At a recent appointment, I asked for a renewal on two prescriptions.  Simple, straightforward.  That was the whole purpose of the appointment; I figured it would take five minutes.

One medicine is a headache prophylactic that I’ve taken for three years.  As usual, my doctor asked about headaches.  Normally I say there have been none, then he writes the renewal.  This time, however, I mentioned that I’d been having headaches, but figured out that it was due to the muscle relaxant I’d been taking.  I quit taking it, and have had no headaches since then.

While this was good news in obtaining a renewal on that med, it threw a wrench in the works for the other medicine that I wanted more of.

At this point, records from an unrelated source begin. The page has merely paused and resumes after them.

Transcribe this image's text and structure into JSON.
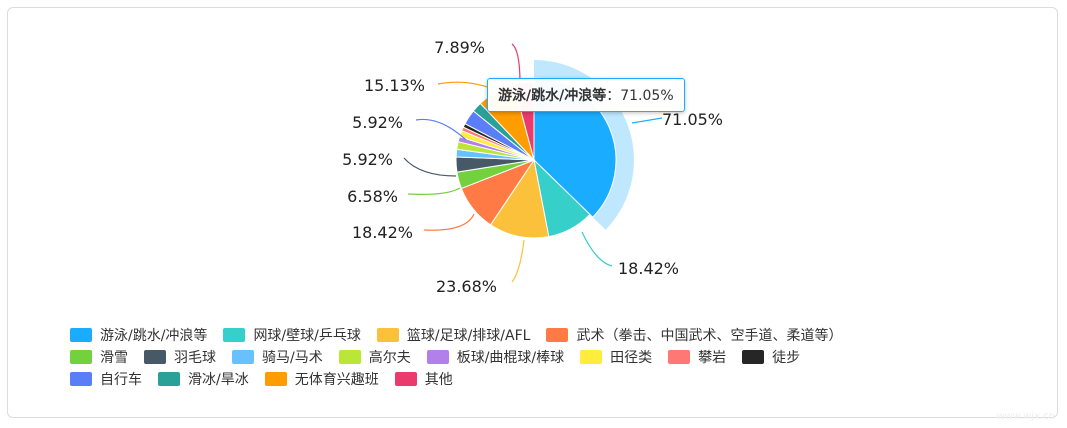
{
  "chart_data": {
    "type": "pie",
    "title": "",
    "slices": [
      {
        "name": "游泳/跳水/冲浪等",
        "value": 71.05,
        "label": "71.05%",
        "color": "#1aadff",
        "highlighted": true
      },
      {
        "name": "网球/壁球/乒乓球",
        "value": 18.42,
        "label": "18.42%",
        "color": "#36cfc9"
      },
      {
        "name": "篮球/足球/排球/AFL",
        "value": 23.68,
        "label": "23.68%",
        "color": "#fbc13b"
      },
      {
        "name": "武术（拳击、中国武术、空手道、柔道等）",
        "value": 18.42,
        "label": "18.42%",
        "color": "#ff7a45"
      },
      {
        "name": "滑雪",
        "value": 6.58,
        "label": "6.58%",
        "color": "#73d13d"
      },
      {
        "name": "羽毛球",
        "value": 5.92,
        "label": "5.92%",
        "color": "#475867"
      },
      {
        "name": "骑马/马术",
        "value": 3.0,
        "label": "",
        "color": "#69c0ff"
      },
      {
        "name": "高尔夫",
        "value": 3.0,
        "label": "",
        "color": "#bae637"
      },
      {
        "name": "板球/曲棍球/棒球",
        "value": 2.0,
        "label": "",
        "color": "#b37feb"
      },
      {
        "name": "田径类",
        "value": 2.5,
        "label": "",
        "color": "#ffec3d"
      },
      {
        "name": "攀岩",
        "value": 1.5,
        "label": "",
        "color": "#ff7875"
      },
      {
        "name": "徒步",
        "value": 1.5,
        "label": "",
        "color": "#262626"
      },
      {
        "name": "自行车",
        "value": 5.92,
        "label": "5.92%",
        "color": "#597ef7"
      },
      {
        "name": "滑冰/旱冰",
        "value": 4.0,
        "label": "",
        "color": "#2aa198"
      },
      {
        "name": "无体育兴趣班",
        "value": 15.13,
        "label": "15.13%",
        "color": "#ff9c00"
      },
      {
        "name": "其他",
        "value": 7.89,
        "label": "7.89%",
        "color": "#eb3b6d"
      }
    ],
    "legend_position": "bottom"
  },
  "tooltip": {
    "name": "游泳/跳水/冲浪等",
    "sep": "：",
    "value": "71.05%"
  },
  "watermark": "www.wjx.cn"
}
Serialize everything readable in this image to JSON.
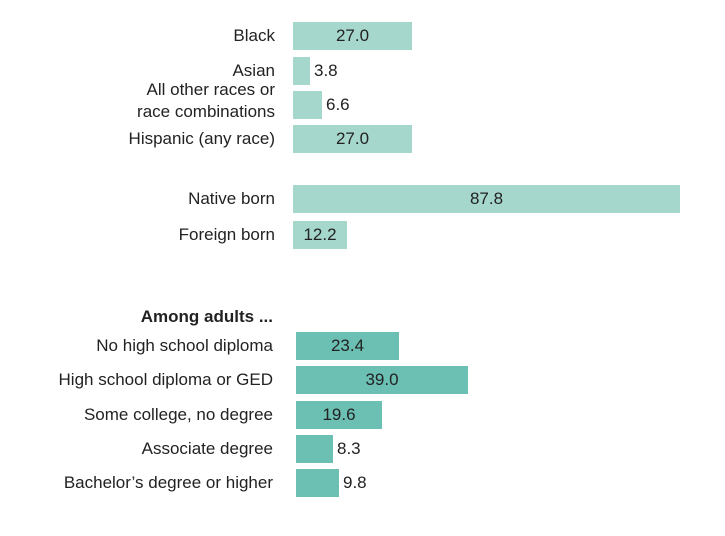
{
  "colors": {
    "light": "#a6d7cc",
    "dark": "#6cbfb3"
  },
  "chart_data": [
    {
      "type": "bar",
      "orientation": "horizontal",
      "categories": [
        "Black",
        "Asian",
        "All other races or race combinations",
        "Hispanic (any race)",
        "Native born",
        "Foreign born"
      ],
      "category_lines": [
        [
          "Black"
        ],
        [
          "Asian"
        ],
        [
          "All other races or",
          "race combinations"
        ],
        [
          "Hispanic (any race)"
        ],
        [
          "Native born"
        ],
        [
          "Foreign born"
        ]
      ],
      "values": [
        27.0,
        3.8,
        6.6,
        27.0,
        87.8,
        12.2
      ],
      "value_labels": [
        "27.0",
        "3.8",
        "6.6",
        "27.0",
        "87.8",
        "12.2"
      ],
      "xlim": [
        0,
        87.8
      ]
    },
    {
      "type": "bar",
      "orientation": "horizontal",
      "heading": "Among adults ...",
      "categories": [
        "No high school diploma",
        "High school diploma or GED",
        "Some college, no degree",
        "Associate degree",
        "Bachelor’s degree or higher"
      ],
      "values": [
        23.4,
        39.0,
        19.6,
        8.3,
        9.8
      ],
      "value_labels": [
        "23.4",
        "39.0",
        "19.6",
        "8.3",
        "9.8"
      ],
      "xlim": [
        0,
        87.8
      ]
    }
  ]
}
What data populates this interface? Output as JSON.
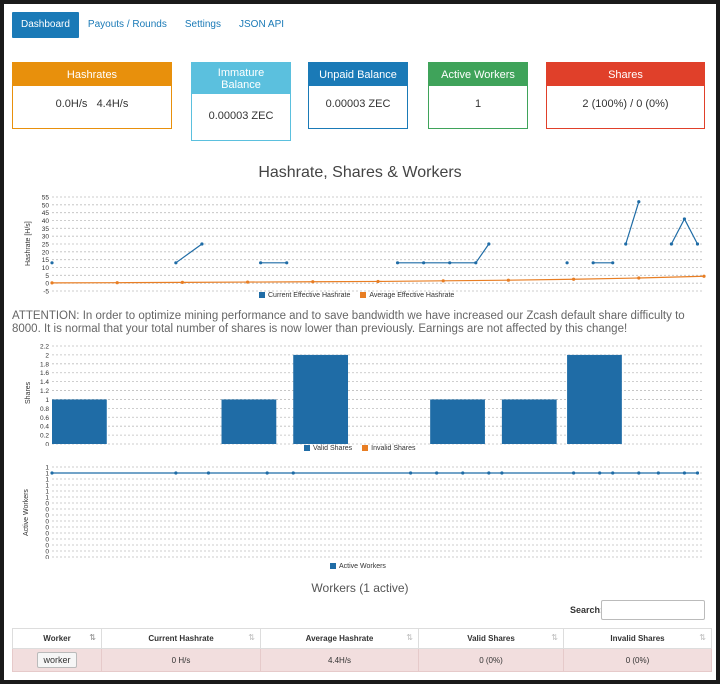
{
  "nav": {
    "tabs": [
      "Dashboard",
      "Payouts / Rounds",
      "Settings",
      "JSON API"
    ],
    "active": 0
  },
  "cards": [
    {
      "title": "Hashrates",
      "value": "0.0H/s   4.4H/s",
      "color": "#e8900c"
    },
    {
      "title": "Immature Balance",
      "value": "0.00003 ZEC",
      "color": "#5bc0de"
    },
    {
      "title": "Unpaid Balance",
      "value": "0.00003 ZEC",
      "color": "#1a7ab7"
    },
    {
      "title": "Active Workers",
      "value": "1",
      "color": "#3fa35a"
    },
    {
      "title": "Shares",
      "value": "2 (100%) / 0 (0%)",
      "color": "#e0402a"
    }
  ],
  "main_title": "Hashrate, Shares & Workers",
  "attention": "ATTENTION: In order to optimize mining performance and to save bandwidth we have increased our Zcash default share difficulty to 8000. It is normal that your total number of shares is now lower than previously. Earnings are not affected by this change!",
  "chart_data": [
    {
      "type": "line",
      "ylabel": "Hashrate [H/s]",
      "yticks": [
        "55",
        "50",
        "45",
        "40",
        "35",
        "30",
        "25",
        "20",
        "15",
        "10",
        "5",
        "0",
        "-5"
      ],
      "ylim": [
        -5,
        55
      ],
      "grid": true,
      "legend_position": "bottom",
      "series": [
        {
          "name": "Current Effective Hashrate",
          "color": "#1f6ca6",
          "segments": [
            [
              [
                0,
                13
              ]
            ],
            [
              [
                19,
                13
              ],
              [
                23,
                25
              ]
            ],
            [
              [
                32,
                13
              ],
              [
                36,
                13
              ]
            ],
            [
              [
                53,
                13
              ],
              [
                57,
                13
              ],
              [
                61,
                13
              ],
              [
                65,
                13
              ],
              [
                67,
                25
              ]
            ],
            [
              [
                79,
                13
              ]
            ],
            [
              [
                83,
                13
              ],
              [
                86,
                13
              ]
            ],
            [
              [
                88,
                25
              ],
              [
                90,
                52
              ]
            ],
            [
              [
                95,
                25
              ],
              [
                97,
                41
              ],
              [
                99,
                25
              ]
            ]
          ]
        },
        {
          "name": "Average Effective Hashrate",
          "color": "#e87e24",
          "segments": [
            [
              [
                0,
                0.2
              ],
              [
                10,
                0.3
              ],
              [
                20,
                0.5
              ],
              [
                30,
                0.7
              ],
              [
                40,
                0.9
              ],
              [
                50,
                1.1
              ],
              [
                60,
                1.5
              ],
              [
                70,
                1.9
              ],
              [
                80,
                2.5
              ],
              [
                90,
                3.3
              ],
              [
                100,
                4.4
              ]
            ]
          ]
        }
      ]
    },
    {
      "type": "bar",
      "ylabel": "Shares",
      "yticks": [
        "2.2",
        "2",
        "1.8",
        "1.6",
        "1.4",
        "1.2",
        "1",
        "0.8",
        "0.6",
        "0.4",
        "0.2",
        "0"
      ],
      "ylim": [
        0,
        2.2
      ],
      "grid": true,
      "legend_position": "bottom",
      "bars": [
        {
          "x": 0,
          "value": 1
        },
        {
          "x": 26,
          "value": 1
        },
        {
          "x": 37,
          "value": 2
        },
        {
          "x": 58,
          "value": 1
        },
        {
          "x": 69,
          "value": 1
        },
        {
          "x": 79,
          "value": 2
        }
      ],
      "series": [
        {
          "name": "Valid Shares",
          "color": "#1f6ca6"
        },
        {
          "name": "Invalid Shares",
          "color": "#e87e24"
        }
      ]
    },
    {
      "type": "line",
      "ylabel": "Active Workers",
      "yticks": [
        "1",
        "1",
        "1",
        "1",
        "1",
        "1",
        "0",
        "0",
        "0",
        "0",
        "0",
        "0",
        "0",
        "0",
        "0",
        "0"
      ],
      "ylim": [
        0,
        1
      ],
      "grid": true,
      "legend_position": "bottom",
      "series": [
        {
          "name": "Active Workers",
          "color": "#1f6ca6",
          "points": [
            [
              0,
              1
            ],
            [
              19,
              1
            ],
            [
              24,
              1
            ],
            [
              33,
              1
            ],
            [
              37,
              1
            ],
            [
              55,
              1
            ],
            [
              59,
              1
            ],
            [
              63,
              1
            ],
            [
              67,
              1
            ],
            [
              69,
              1
            ],
            [
              80,
              1
            ],
            [
              84,
              1
            ],
            [
              86,
              1
            ],
            [
              90,
              1
            ],
            [
              93,
              1
            ],
            [
              97,
              1
            ],
            [
              99,
              1
            ]
          ]
        }
      ]
    }
  ],
  "workers": {
    "title": "Workers (1 active)",
    "search_label": "Search:",
    "search_value": "",
    "columns": [
      "Worker",
      "Current Hashrate",
      "Average Hashrate",
      "Valid Shares",
      "Invalid Shares"
    ],
    "rows": [
      {
        "name": "worker",
        "current": "0 H/s",
        "average": "4.4H/s",
        "valid": "0 (0%)",
        "invalid": "0 (0%)"
      }
    ]
  }
}
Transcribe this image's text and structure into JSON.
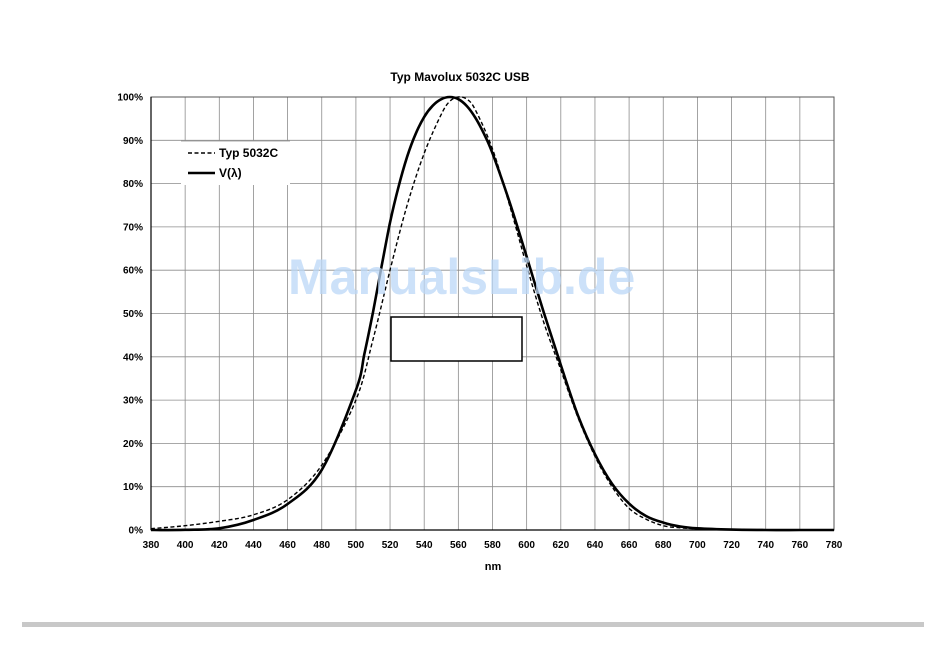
{
  "chart_data": {
    "type": "line",
    "title": "Typ Mavolux 5032C USB",
    "xlabel": "nm",
    "ylabel": "",
    "xlim": [
      380,
      780
    ],
    "ylim": [
      0,
      100
    ],
    "x_ticks": [
      380,
      400,
      420,
      440,
      460,
      480,
      500,
      520,
      540,
      560,
      580,
      600,
      620,
      640,
      660,
      680,
      700,
      720,
      740,
      760,
      780
    ],
    "y_ticks": [
      0,
      10,
      20,
      30,
      40,
      50,
      60,
      70,
      80,
      90,
      100
    ],
    "y_tick_format": "percent",
    "grid": true,
    "legend_position": "top-left",
    "series": [
      {
        "name": "Typ 5032C",
        "style": "dashed",
        "x": [
          380,
          400,
          420,
          440,
          460,
          480,
          500,
          510,
          520,
          530,
          540,
          550,
          555,
          560,
          565,
          570,
          580,
          590,
          600,
          610,
          620,
          630,
          640,
          650,
          660,
          670,
          680,
          690,
          700,
          720,
          740,
          760,
          780
        ],
        "y": [
          0.3,
          1,
          2,
          3.5,
          7,
          15,
          30,
          44,
          60,
          75,
          87,
          96,
          99,
          100,
          99.5,
          97,
          88,
          75,
          61,
          48,
          37,
          26,
          17,
          10,
          5,
          2.5,
          1,
          0.5,
          0.3,
          0.1,
          0,
          0,
          0
        ]
      },
      {
        "name": "V(λ)",
        "style": "solid",
        "x": [
          380,
          400,
          420,
          440,
          460,
          480,
          500,
          505,
          510,
          515,
          520,
          525,
          530,
          535,
          540,
          545,
          550,
          555,
          560,
          565,
          570,
          575,
          580,
          590,
          600,
          610,
          620,
          630,
          640,
          650,
          660,
          670,
          680,
          690,
          700,
          720,
          740,
          760,
          780
        ],
        "y": [
          0,
          0.04,
          0.4,
          2.3,
          6,
          13.9,
          32.3,
          40.7,
          50.3,
          60.8,
          71,
          79.3,
          86.2,
          91.5,
          95.4,
          98,
          99.5,
          100,
          99.5,
          97.9,
          95.2,
          91.5,
          87,
          75.7,
          63.1,
          50.3,
          38.1,
          26.5,
          17.5,
          10.7,
          6.1,
          3.2,
          1.7,
          0.8,
          0.4,
          0.1,
          0,
          0,
          0
        ]
      }
    ],
    "annotation_box": true
  },
  "watermark": {
    "text": "ManualsLib.de"
  }
}
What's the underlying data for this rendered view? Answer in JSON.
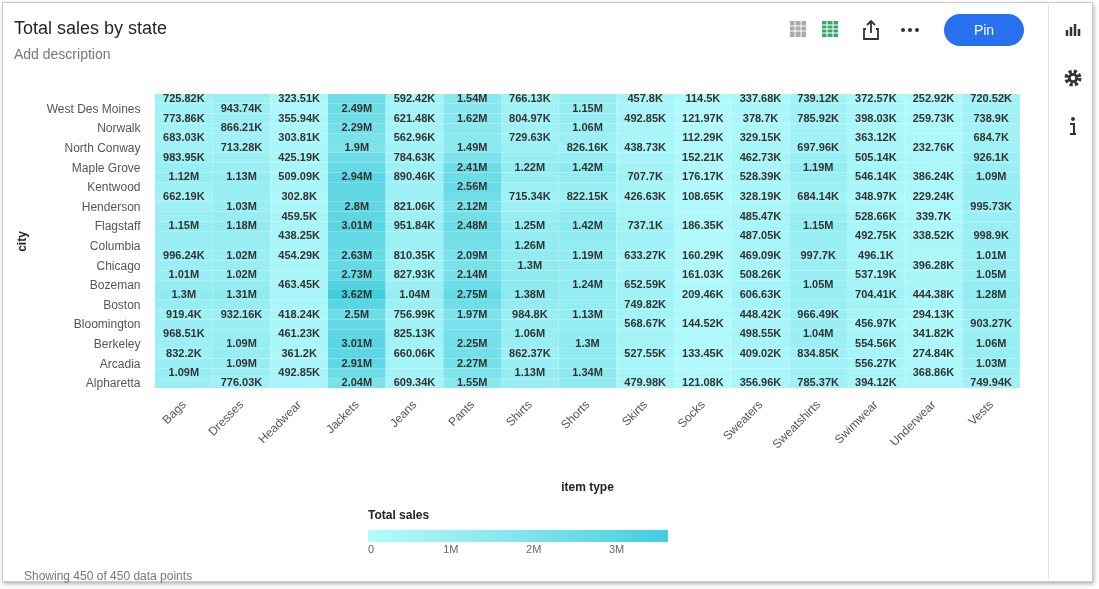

That second medicine was to treat a rash.  That rash was thought to be from a medication interaction.  If you start taking a new medication and subsequently develop a rash, then it makes sense that the med might have caused the rash (especially when it’s listed as one of the med’s possible side effects).  It also makes sense that discontinuing that med would make the rash go away.  If you discontinue the med, but the rash continues to get worse, then maybe the rash was caused by something else.

I knew that, but I don’t care.   I don’t care what the rash is.  I don’t want to know.  I don’t want to go to more doctor’s appointments.  I don’t want to have more tests.  I don’t want to incur more expense.  I don’t want another diagnosis.  I am done!  All I wanted was for my doctor to write a prescription so I could refill my meds (so that I can have little round scars on my legs instead of ugly bleeding sores).

Apparently, good doctors care what a rash is, even when the patient would rather not know.  I don’t want to go to more doctor’s appointments – but I have a referral and the appointment is already scheduled.  I don’t want to have more tests – but the doctor will probably want to run some.  I don’t want to incur more medical expenses – but all of this is going to cost money.  I don’t want another diagnosis – but it looks like I’ll walk out of there with one anyway.

Last week I checked in at my FP‘s office expecting my doctor to renew two prescriptions in a very quick appointment.  He did write those prescriptions, but that half-hour appointment wasn’t quick.  This is incredibly frustrating.  Request for med renewals aren’t supposed to be snowball appointments.